Oui, certes, Jacques Mérey était un excellent patriote; oui, la France tenait dans son cœur la place qu'elle devait y tenir, mais elle n'y avait rien fait perdre à la toute-puissance du souvenir d'Éva.
Où était-elle? que devenait-elle? Ne lui avait-elle pas été arrachée avant que la création complète, non pas du corps, mais du cerveau fût accomplie?
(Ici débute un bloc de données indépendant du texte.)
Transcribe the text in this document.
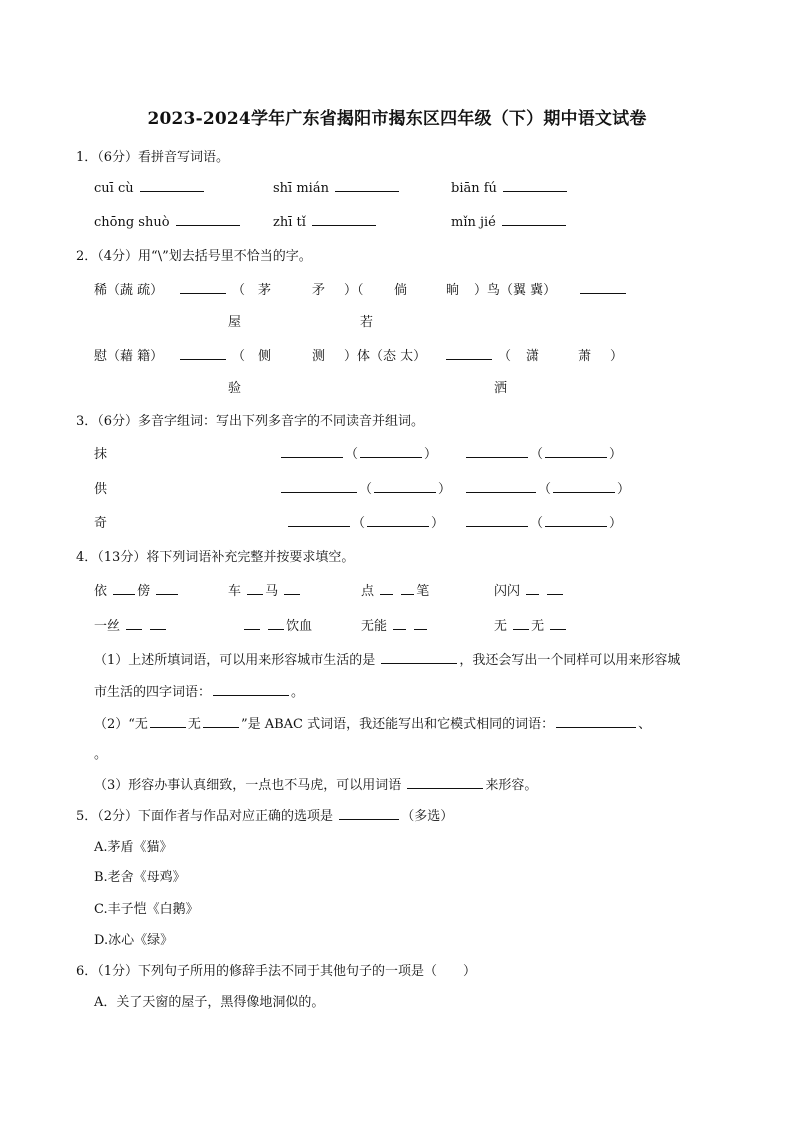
2023-2024学年广东省揭阳市揭东区四年级（下）期中语文试卷
1．（6分）看拼音写词语。
cuī cù	shī mián	biān fú
chōng shuò	zhī tǐ	mǐn jié
2．（4分）用“\”划去括号里不恰当的字。
稀（蔬 疏）	（ 茅	矛 ）（ 倘	晌 ）鸟（翼 冀）
屋	若
慰（藉 籍）	（ 侧	测 ）体（态 太）	（ 潇	萧 ）
验	洒
3．（6分）多音字组词：写出下列多音字的不同读音并组词。
抹	（	）	（	）
供	（	）	（	）
奇	（	）	（	）
4．（13分）将下列词语补充完整并按要求填空。
依 傍	车 马	点	笔	闪闪
一丝	饮血	无能	无 无
（1）上述所填词语，可以用来形容城市生活的是	，我还会写出一个同样可以用来形容城
市生活的四字词语：	。
（2）“无	无	”是 ABAC 式词语，我还能写出和它模式相同的词语：	、
。
（3）形容办事认真细致，一点也不马虎，可以用词语	来形容。
5．（2分）下面作者与作品对应正确的选项是	（多选）
A.茅盾《猫》
B.老舍《母鸡》
C.丰子恺《白鹅》
D.冰心《绿》
6．（1分）下列句子所用的修辞手法不同于其他句子的一项是（　　）
A．关了天窗的屋子，黑得像地洞似的。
Elle resterait belle, il y avait même à parier qu'elle embellirait encore; mais son esprit serait-il assez soutenu par l'éducation pour conserver un sens moral qui pousse toujours son libre arbitre au bien; sa mémoire serait-elle assez tenace pour continuer d'enfermer dans son cœur le souvenir de celui qui, après Dieu, l'avait faite ce qu'elle était?
—Oh! murmurait Jacques.
La clarté s'était faite dans son esprit, mais il y avait encore du trouble dans son âme...
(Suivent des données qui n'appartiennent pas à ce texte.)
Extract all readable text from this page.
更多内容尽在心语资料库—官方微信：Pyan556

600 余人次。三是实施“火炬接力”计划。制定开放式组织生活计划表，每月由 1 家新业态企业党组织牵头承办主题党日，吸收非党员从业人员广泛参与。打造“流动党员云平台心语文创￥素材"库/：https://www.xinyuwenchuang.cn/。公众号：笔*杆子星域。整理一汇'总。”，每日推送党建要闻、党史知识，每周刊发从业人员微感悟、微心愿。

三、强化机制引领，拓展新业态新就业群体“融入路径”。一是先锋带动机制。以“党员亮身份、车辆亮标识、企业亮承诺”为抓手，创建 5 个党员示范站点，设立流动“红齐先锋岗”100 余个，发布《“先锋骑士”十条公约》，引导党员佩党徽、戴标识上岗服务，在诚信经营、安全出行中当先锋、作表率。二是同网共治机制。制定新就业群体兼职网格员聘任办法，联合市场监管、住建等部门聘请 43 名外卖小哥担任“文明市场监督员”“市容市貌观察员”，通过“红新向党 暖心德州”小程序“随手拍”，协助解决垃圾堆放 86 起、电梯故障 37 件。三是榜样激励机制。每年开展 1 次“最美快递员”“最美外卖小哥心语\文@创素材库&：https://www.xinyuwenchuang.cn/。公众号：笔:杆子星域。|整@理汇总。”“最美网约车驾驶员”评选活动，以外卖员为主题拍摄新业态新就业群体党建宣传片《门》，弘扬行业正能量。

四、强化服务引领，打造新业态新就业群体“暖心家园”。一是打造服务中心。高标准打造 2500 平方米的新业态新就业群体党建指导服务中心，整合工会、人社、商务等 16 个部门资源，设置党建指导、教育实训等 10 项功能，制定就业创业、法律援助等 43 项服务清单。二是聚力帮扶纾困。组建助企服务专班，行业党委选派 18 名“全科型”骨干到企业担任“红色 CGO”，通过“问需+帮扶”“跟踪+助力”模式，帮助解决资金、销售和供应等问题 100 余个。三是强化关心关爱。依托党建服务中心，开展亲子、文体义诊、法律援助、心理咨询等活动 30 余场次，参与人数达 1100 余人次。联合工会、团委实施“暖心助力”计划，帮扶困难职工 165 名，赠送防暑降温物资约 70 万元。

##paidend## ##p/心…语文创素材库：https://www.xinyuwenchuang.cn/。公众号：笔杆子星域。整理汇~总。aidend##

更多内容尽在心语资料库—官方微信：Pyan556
Et il voyait peu à peu son image s'obscurcissant dans cette âme pour ainsi dire inachevée, jusqu'à ce qu'elle se confondit dans cette nuit du passé où flottent les rêves vains sortis par la porte d'ivoire.
Jacques Mérey avait jeté la bride sur le cou de son cheval. Il n'était plus sur la limite de la forêt d'Argonne, il ne suivait plus les rives de l'Aisne, il n'allait plus surveiller le passage menacé de la Croix-aux-Bois. Il était à Argenton, dans la maison mystérieuse, sous l'arbre de la science; il conduisait Éva dans la grotte où pour la première fois elle lui avait dit qu'elle l'aimait et où elle le lui redisait encore. Il revivait enfin sa vie heureuse, quand tout à coup il crut entendre le pétillement de la fusillade suivi du cri d'alarme!
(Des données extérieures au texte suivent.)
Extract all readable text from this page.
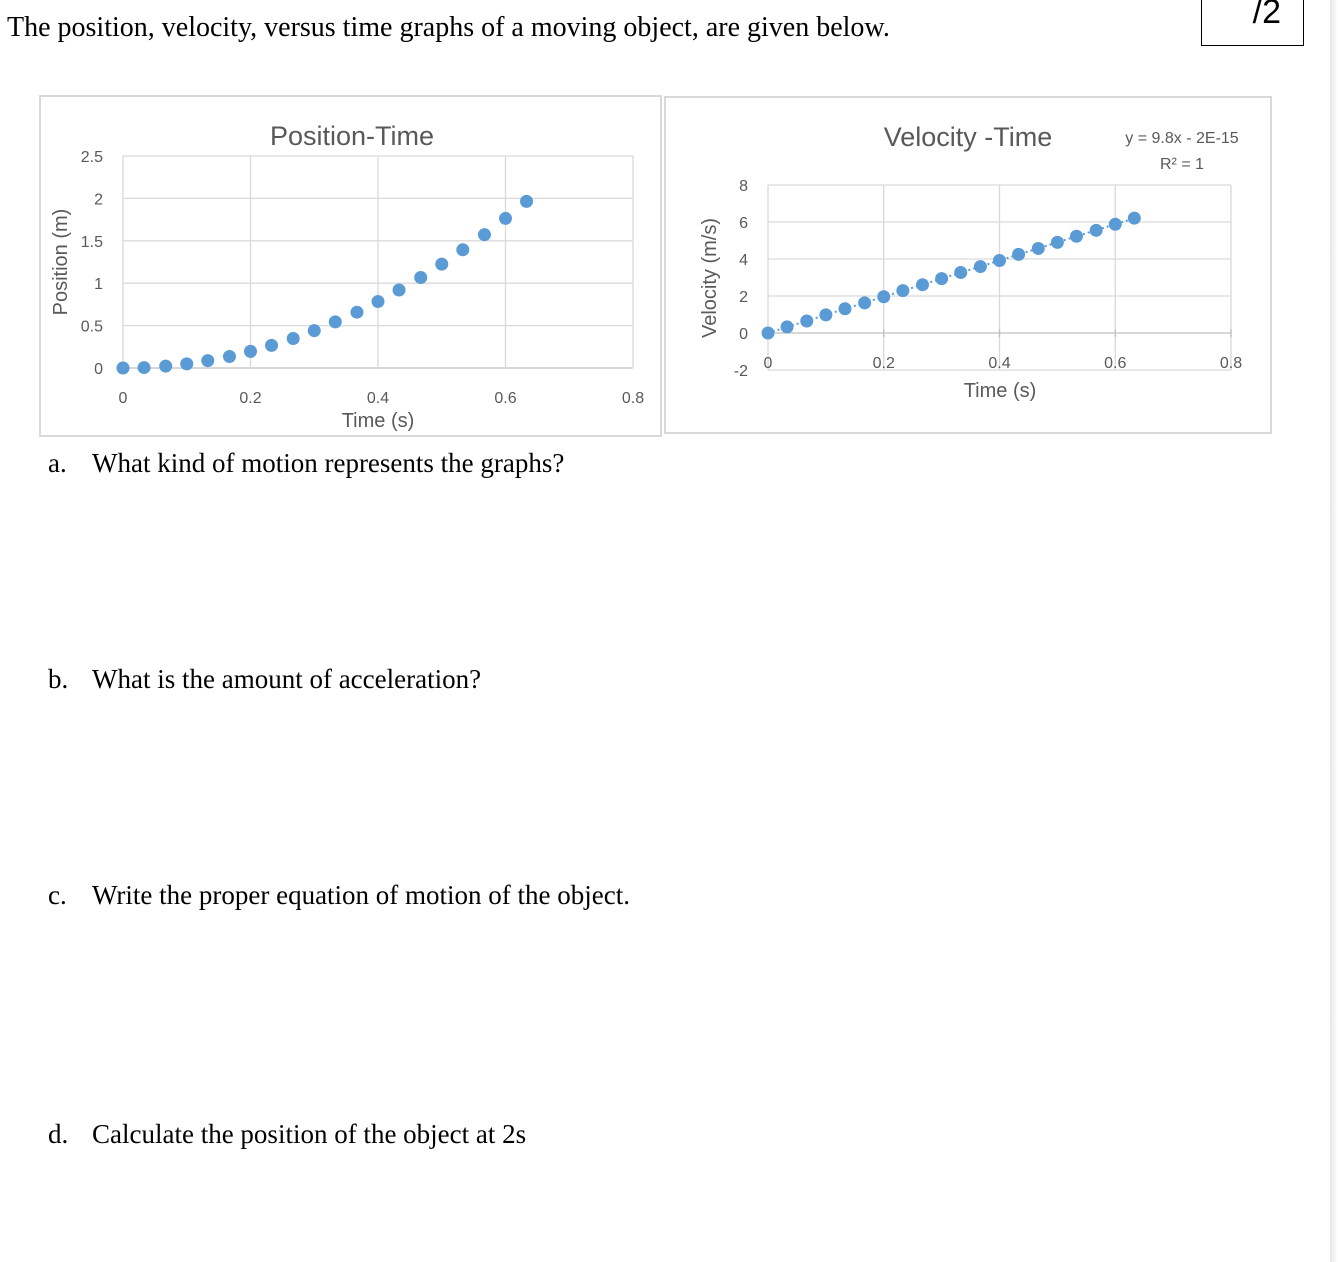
The position, velocity, versus time graphs of a moving object, are given below.	/2
Position-Time
0
0.5
1
1.5
2
2.5
0	0.2	0.4	0.6	0.8
Time (s)
Position (m)
Velocity -Time
-2
0
2
4
6
8
0	0.2	0.4	0.6	0.8
Time (s)
Velocity (m/s)
y = 9.8x - 2E-15
R² = 1
a. What kind of motion represents the graphs?
b. What is the amount of acceleration?
c. Write the proper equation of motion of the object.
d. Calculate the position of the object at 2s
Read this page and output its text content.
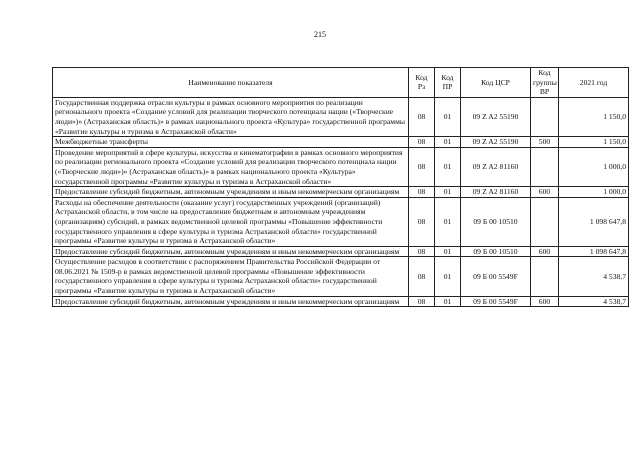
215
Наименование показателя	Код Рз	Код ПР	Код ЦСР	Код группы ВР	2021 год
Государственная поддержка отрасли культуры в рамках основного мероприятия по реализации регионального проекта «Создание условий для реализации творческого потенциала нации («Творческие люди»)» (Астраханская область)» в рамках национального проекта «Культура» государственной программы «Развитие культуры и туризма в Астраханской области»	08	01	09 Z A2 55190		1 150,0
Межбюджетные трансферты	08	01	09 Z A2 55190	500	1 150,0
Проведение мероприятий в сфере культуры, искусства и кинематографии в рамках основного мероприятия по реализации регионального проекта «Создание условий для реализации творческого потенциала нации («Творческие люди»)» (Астраханская область)» в рамках национального проекта «Культура» государственной программы «Развитие культуры и туризма в Астраханской области»	08	01	09 Z A2 81160		1 000,0
Предоставление субсидий бюджетным, автономным учреждениям и иным некоммерческим организациям	08	01	09 Z A2 81160	600	1 000,0
Расходы на обеспечение деятельности (оказание услуг) государственных учреждений (организаций) Астраханской области, в том числе на предоставление бюджетным и автономным учреждениям (организациям) субсидий, в рамках ведомственной целевой программы «Повышение эффективности государственного управления в сфере культуры и туризма Астраханской области» государственной программы «Развитие культуры и туризма в Астраханской области»	08	01	09 Б 00 10510		1 098 647,8
Предоставление субсидий бюджетным, автономным учреждениям и иным некоммерческим организациям	08	01	09 Б 00 10510	600	1 098 647,8
Осуществление расходов в соответствии с распоряжением Правительства Российской Федерации от 08.06.2021 № 1509-р в рамках ведомственной целевой программы «Повышение эффективности государственного управления в сфере культуры и туризма Астраханской области» государственной программы «Развитие культуры и туризма в Астраханской области»	08	01	09 Б 00 5549F		4 538,7
Предоставление субсидий бюджетным, автономным учреждениям и иным некоммерческим организациям	08	01	09 Б 00 5549F	600	4 538,7
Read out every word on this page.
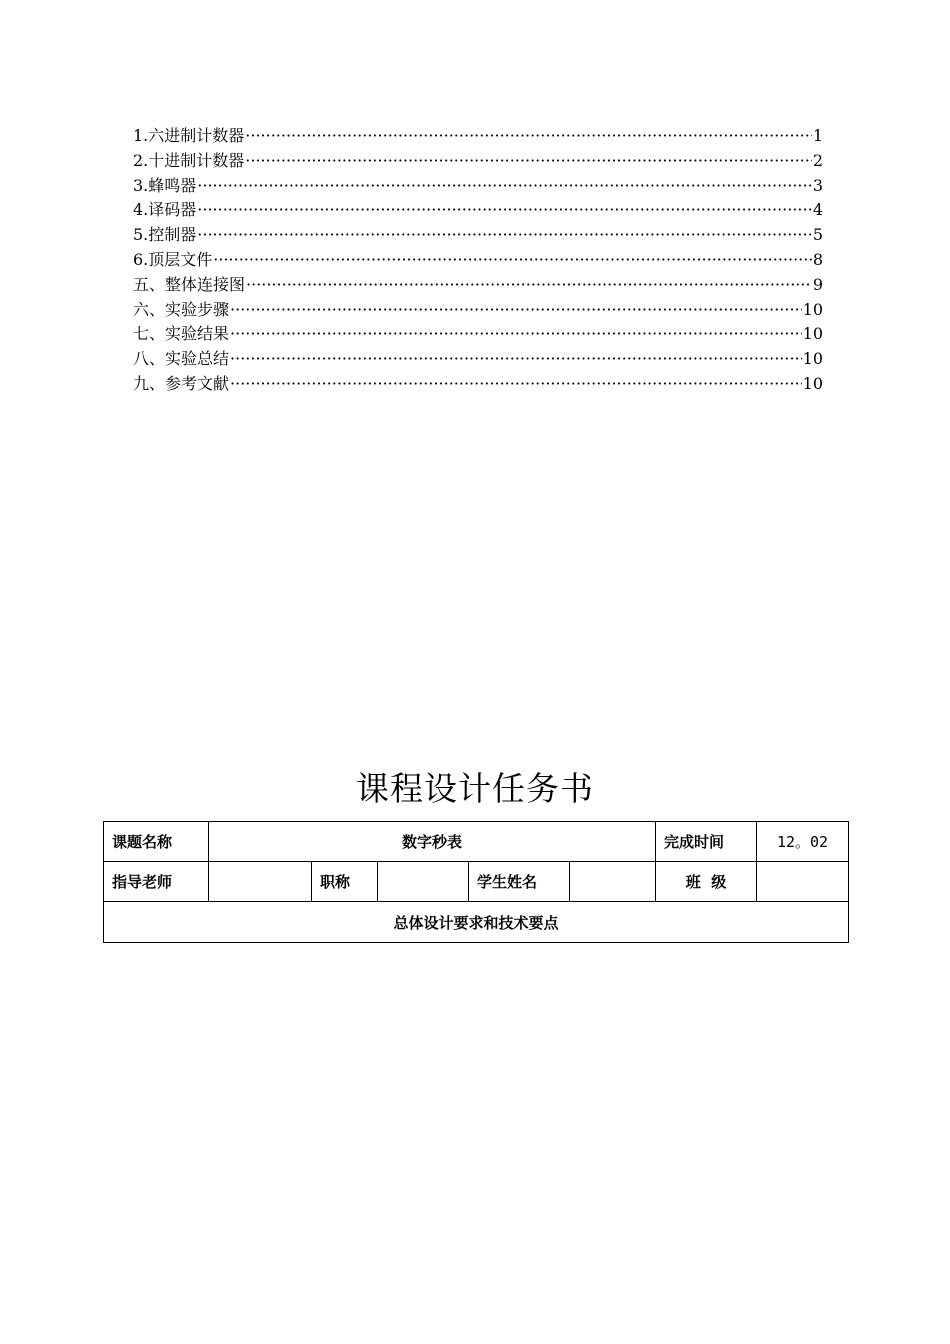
1.六进制计数器 ·····	1
2.十进制计数器 ·····	2
3.蜂鸣器 ·····	3
4.译码器 ·····	4
5.控制器 ·····	5
6.顶层文件 ·····	8
五、整体连接图 ·····	9
六、实验步骤 ·····	10
七、实验结果 ·····	10
八、实验总结 ·····	10
九、参考文献 ·····	10
课程设计任务书
课题名称	数字秒表					完成时间	12。02
指导老师		职称		学生姓名		班  级	
总体设计要求和技术要点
D'un même mouvement, il se dressa sur ses étriers et son cheval hennit.
Toute la fantasmagorie du passé disparut alors comme dans une féerie. Pareil à un dormeur qu'un rêve avait transporté dans des jardins délicieux, sous un lumineux soleil, et qui se réveille la nuit dans un désert, au milieu des précipices, lui se réveilla dans un chemin boueux, dans une forêt sombre, trempé par une pluie fine et glacée, au milieu des éclairs de l'artillerie et de la fusillade qui illuminaient l'épaisseur du bois.
Jacques Mérey mit son cheval au galop, mais, en arrivant à la petite plaine de Longwée, il se trouva au milieu des fuyards.
Il devina tout, la Croix-aux-Bois avait été attaquée comme il l'avait prévu, la position était forcée par les Autrichiens et les émigrés commandés par le prince de Ligne.
Une espèce de bataillon carré s'était formé au commencement de la petite plaine. Jacques Mérey courut là où on résistait encore. Mais, comme il y arrivait, trois ou quatre cents cavaliers chargeaient le colonel français au milieu de ses quelques centaines d'hommes, avec lesquels il essayait de soutenir la retraite.
Jacques Mérey se jeta au milieu de la mêlée.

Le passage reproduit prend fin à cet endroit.